I am listening to South Dakota Public Broadcasting interview Joseph Horowitz, author of Classical Music in America: A History of its Rise and Fall. Judging from the author’s tone, the book decidedly focuses on the decline aspect of the story.
“What we take for granted today,” Horowitz tells his radio interviewer David Gier, “that the market dictates celebrity programming, or getting a celebrity pianist, or getting a well known piece, was really unknown before the First World War. It is just not how it was done.”
“The box office was not a consideration,” Horowitz declares, speaking of those times.
What I find striking is how different Horowitz’s observations are from those of at least one other historian of classical music. I quote from Lawrence Levine’s book Highbrow / Lowbrow: The Emergence of Cultural Hierarchy in America:
” . . . three of the most popular European visitors to the United States in the first half of the nineteenth century—Viennese ballerina Fanny Elssler, the Norwegian violinist Ole Bull, and the Swedish soprano Jenny Lind—with many less well-known foreign stars, symbolized the best of European culture without an aura of exclusivity. Bull would gladly play ‘Yankee Doodle,’ ‘The Arkansas Traveller,’ or ‘The Last Rose of Summer’ in the midst of his dazzling solos; Lind regularly mixed Swedish folk songs and such popular American songs as ‘Home Sweet Home’ with her operatic arias; Ellsler combined classical ballet with English hornpipes and Spanish folk dances [Levine, 108].”
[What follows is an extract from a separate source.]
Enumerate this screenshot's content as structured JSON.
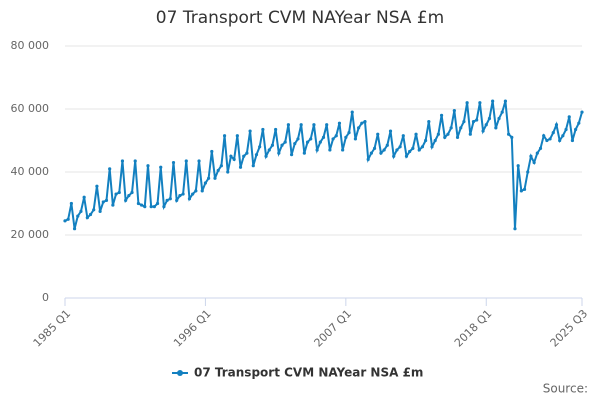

I see an eye for the market in this paragraph, not to mention for celebrity performers. Why this divergence in how historians have viewed the classical music past? I suspect that a lot of it depends on when you think that classical music in America begins. Judging from the interview, Horowitz’s timeline seems to start after the American Civil War. Levine goes back to the 1820s and 1830s.
Still, I would not be surprised if, during the years prior to the Great War, Horowitz found classical orchestras, newly funded by Gilded Age magnates, thumbing their noses at popular tastes and going in their own highbrow directions (see long symphonies by Bruckner and Mahler, for starters). And it would also make sense that during the lean Great Depression years ticket sales suddenly mattered again. What I suspect, however, is that Horowitz’s Golden Age was always an anomalous period in the history of what we call classical music. The challenge today is to acknowledge public tastes in the concert hall and the classical radio playlist, without allowing them to ossify the program down to two dozen warhorses.